OCS-TGBM: Intelligent Analysis of Organic Chemical Synthesis Based on Topological Data Analysis and LightGBM
In MATCH-COMMUNICATIONS IN MATHEMATICAL AND IN COMPUTER CHEMISTRY, 2024
Introduction
Organic synthesis has been widely used in drug discovery and development. The intelligent yield prediction and analysis of high-throughput coupling reaction is one of the vital and challenging research hotspots in the field of organic synthesis. However, the existing methods focus on intelligent prediction rather than study and interpret the internal relationship between reaction conditions and yield. For tackling this problem, we propose OCS-TGBM, an intelligent organic synthesis analysis model by combining topological data analysis (TDA) and Light Gradient Boosting Machine (LightGBM). OCS-TGBM can deeply explore the internal relationship between reaction conditions and yield, and obtain high-yield reaction conditions and combinations. In order to further enhance the generalization of OCS-TGBM, we also design a stratified diversity sampling strategy for LightGBM in the training stage based on TDA clustering. Experimental results show that the OCS-TGBM model is superior to other methods in analyzing and predicting the reaction performance of high-throughput organic synthesis. And it provides intelligent assistance for the optimal design of the reaction system and the evaluation of reaction conditions, thus greatly accelerating the process of the drug discovery and development.

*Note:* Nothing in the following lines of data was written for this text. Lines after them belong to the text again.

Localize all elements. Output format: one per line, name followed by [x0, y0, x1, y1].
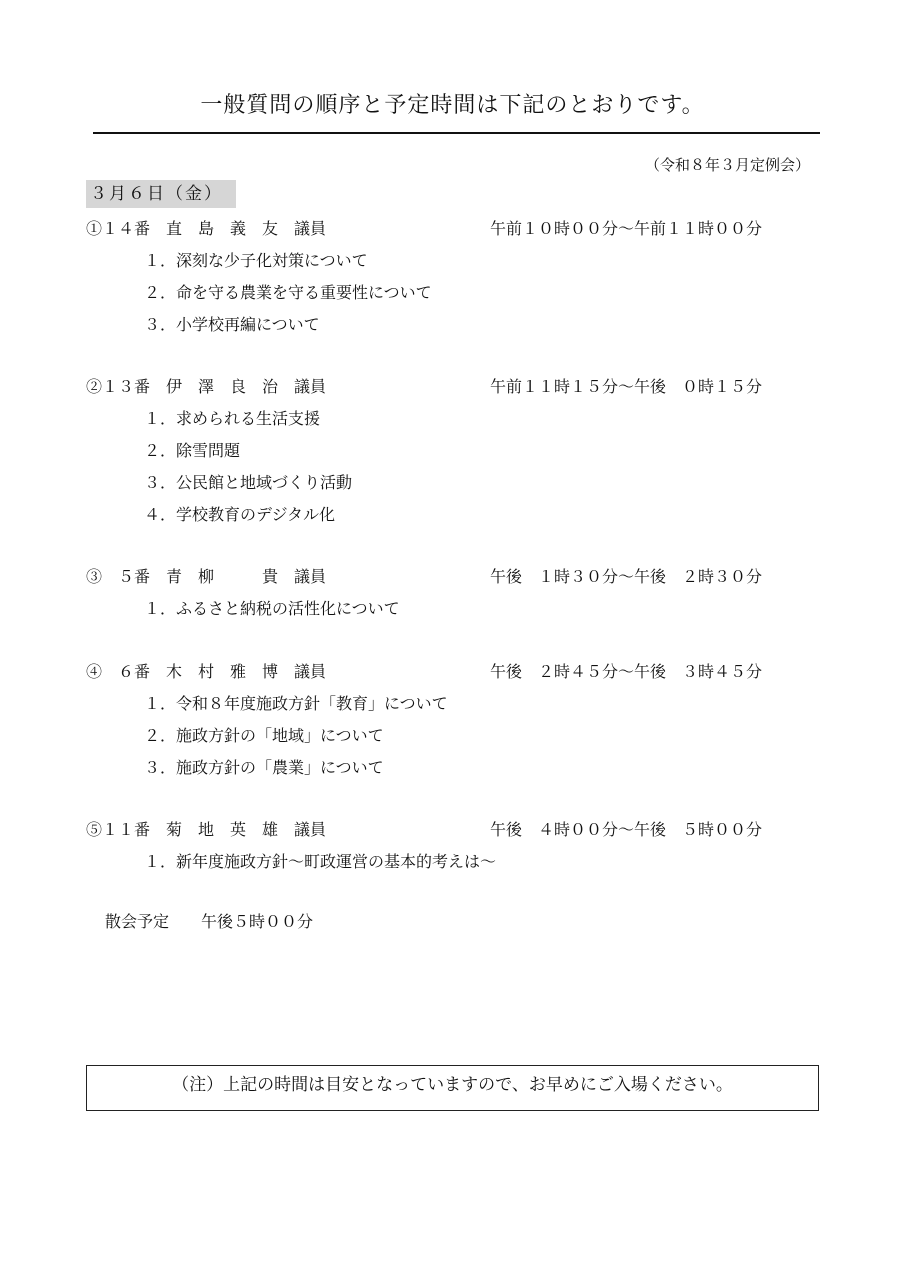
- title-divider: [93, 132, 820, 134]
- session-label: （令和８年３月定例会）: [645, 154, 810, 175]
- time-slot: 午後 １時３０分～午後 ２時３０分: [490, 561, 762, 593]
- question-entry: ④ ６番 木 村 雅 博 議員 午後 ２時４５分～午後 ３時４５分 １．令和８年…: [86, 656, 806, 784]
- topic-item: １．ふるさと納税の活性化について: [86, 593, 806, 625]
- member-name: ①１４番 直 島 義 友 議員: [86, 213, 326, 245]
- adjournment-time: 散会予定 午後５時００分: [105, 909, 313, 932]
- topic-item: １．令和８年度施政方針「教育」について: [86, 688, 806, 720]
- note-box: （注）上記の時間は目安となっていますので、お早めにご入場ください。: [86, 1065, 819, 1111]
- question-entry: ①１４番 直 島 義 友 議員 午前１０時００分～午前１１時００分 １．深刻な少…: [86, 213, 806, 341]
- page-title: 一般質問の順序と予定時間は下記のとおりです。: [0, 88, 905, 119]
- question-entry: ②１３番 伊 澤 良 治 議員 午前１１時１５分～午後 ０時１５分 １．求められ…: [86, 371, 806, 531]
- topic-item: ２．施政方針の「地域」について: [86, 720, 806, 752]
- member-name: ③ ５番 青 柳 貴 議員: [86, 561, 326, 593]
- topic-item: ２．命を守る農業を守る重要性について: [86, 277, 806, 309]
- time-slot: 午後 ２時４５分～午後 ３時４５分: [490, 656, 762, 688]
- topic-item: １．求められる生活支援: [86, 403, 806, 435]
- topic-item: ４．学校教育のデジタル化: [86, 499, 806, 531]
- time-slot: 午後 ４時００分～午後 ５時００分: [490, 814, 762, 846]
- topic-item: ３．小学校再編について: [86, 309, 806, 341]
- topic-item: ３．公民館と地域づくり活動: [86, 467, 806, 499]
- time-slot: 午前１０時００分～午前１１時００分: [490, 213, 762, 245]
- topic-item: ２．除雪問題: [86, 435, 806, 467]
- date-label: ３月６日（金）: [86, 180, 236, 208]
- note-text: （注）上記の時間は目安となっていますので、お早めにご入場ください。: [172, 1075, 733, 1095]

Figure 1. Some reactants of Buchwald-Hartwig amination reaction.
Method
1. Topological Data Analysis and Multi-Factor Analysis of Variance
- Cluster various reaction conditions and the corresponding yield mean based on topological data analysis, identifying more high-yield conditions.

Figure 2. Cluster visualization.
- Analyze the combination effects of additives, aryls, bases and ligands on yield based on multi-factor analysis of variance, identifying the optimal combination of reaction conditions.

Figure 3. Pairwise interaction plot of additive, aryl, base, ligand.
2. LightGBM for Yield Prediction
- Learning rate setting by cross-validation and grid search.

Figure 4. Grid search for learning rate.
- Superior yield prediction accuracy and speed compared to other methods.

Figure 5. Prediction performances of different models.
3. Stratified Diversity Sampling
Stratified diversity sampling combines the advantages of stratified sampling (ensure coverage of all categories) and diversity sampling (increase variation in the training set). It is used to sample the training samples in the training stage, improving the representativeness and out-of-fold generalization of OCS-TGBM. The sampling steps are as follows:
(1) Based on TDA clustering, the dataset is divided into several strata (layers or categories). For each layer, randomly select 10% of the data as the initial labeled set, and assign the remaining 90% as unlabeled.
(2) For each unlabeled data point, calculate the cosine similarity with all labeled data points:
\[\cos(\theta) = \frac{\sum_{k=1}^{n} x_{1k} x_{2k}}{\sqrt{\sum_{k=1}^{n} x_{1k}^2} \cdot \sqrt{\sum_{k=1}^{n} x_{2k}^2}},\]where \(x_{1k}\) represents the labeled sample, and \(x_{2k}\) the unlabeled sample.
(3) Sort the similarity values of each unlabeled sample to the labeled set in ascending order (i.e., least similar samples come first).
(4) Choose the top-𝑚 most dissimilar unlabeled samples and add them to the labeled set. Remove these samples from the unlabeled set.
(5) Repeat steps (2)-(4) until the labeled set reaches n% of the total data. The labeled set \((A \times n\%)\) becomes the training set, and the unlabeled set \((A \times (1 - n\%))\) becomes the testing set.